Case of Indian Sepoys of British Army 
Indian sepoys frequently mentioned that even if princes might offer them twice as much pay, no one would treat them better than the Company. With the Company, sepoys had a job for life… and so, probably, did their sons and grandsons, their cousins, nephews, etc. The whole family was invited to join in.
2. The Company early on had begun to turn to Indian mercenaries to solve its military manpower problem. What the Company did was transform its sipahis (sepoys) into something very different – they took soldiers of fortune and turned them into professional soldiers.  This was done by introducing standardized weaponry in the form of firelocks, and by issuing uniforms and organizing the men into regular companies and – by the mid-1750s – into battalions. A few British officers were then assigned to each “sepoy battalion” to oversee drill, discipline, and command. 
3. The British were far superior in Diplomacy, Strategies and Conspiracies: For instance, Subsidiary alliance and Doctrine of lapse were designed to enlarge their territorial possession. They tactically allied with Marathas to defeat Tipu Sultan.
4. Sepoys were given a very strong incentive to be loyal: they were offered generous pensions on top of regular, fairly generous pay, as well as support for life if wounded. If killed, they knew their families would be taken care of, by the Company, for life – put on the pension rolls and given a regular allowance. 
5. Internal Skirmishes among the Indian Rulers: For instance the Marathas, Mysore and Travancore and the Nizam of Hyderabad were constantly in fight with one another which gave a chance for the British to play one against another. 
6. Few of the Indian kingdoms had regular, standing forces. Instead, they had to rely upon an assortment of local “police” units (sibbandis), attached to district administrations; feudal levies raised by zamindars and other landholders; and hired mercenaries. These hirelings might include Pathan soldiers-of-fortune, Pindari freebooters, or even bargain basement “sepoy” units raised, trained, and commanded by European mercenaries (often French, Portuguese, etc.). These puzzle-piece armies were often raised “as needed,” and although their pay was good, it often was kept in arrears or failed to materialize at all.

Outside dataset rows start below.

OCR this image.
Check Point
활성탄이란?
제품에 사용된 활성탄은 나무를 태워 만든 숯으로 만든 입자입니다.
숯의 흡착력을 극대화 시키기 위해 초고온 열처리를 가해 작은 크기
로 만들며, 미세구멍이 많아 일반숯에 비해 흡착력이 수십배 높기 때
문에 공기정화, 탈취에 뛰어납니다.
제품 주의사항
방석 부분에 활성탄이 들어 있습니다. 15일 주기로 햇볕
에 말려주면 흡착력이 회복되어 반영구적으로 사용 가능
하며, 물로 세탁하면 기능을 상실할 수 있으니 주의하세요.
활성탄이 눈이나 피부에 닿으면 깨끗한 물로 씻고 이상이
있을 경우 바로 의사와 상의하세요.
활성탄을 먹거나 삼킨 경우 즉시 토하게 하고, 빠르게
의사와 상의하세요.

One exception was the Mysorean army under Haidar Ali and Tipu Sultan, which was more like an Indianized European army. Much the same could be said for some of the stronger Maratha armies and the Khalsa (Sikh) forces under Ranjit Singh. Up against these armies, the Company was generally very careful, and often chose not to fight unless they had numerically equal strength, numerical superiority, or some other advantage.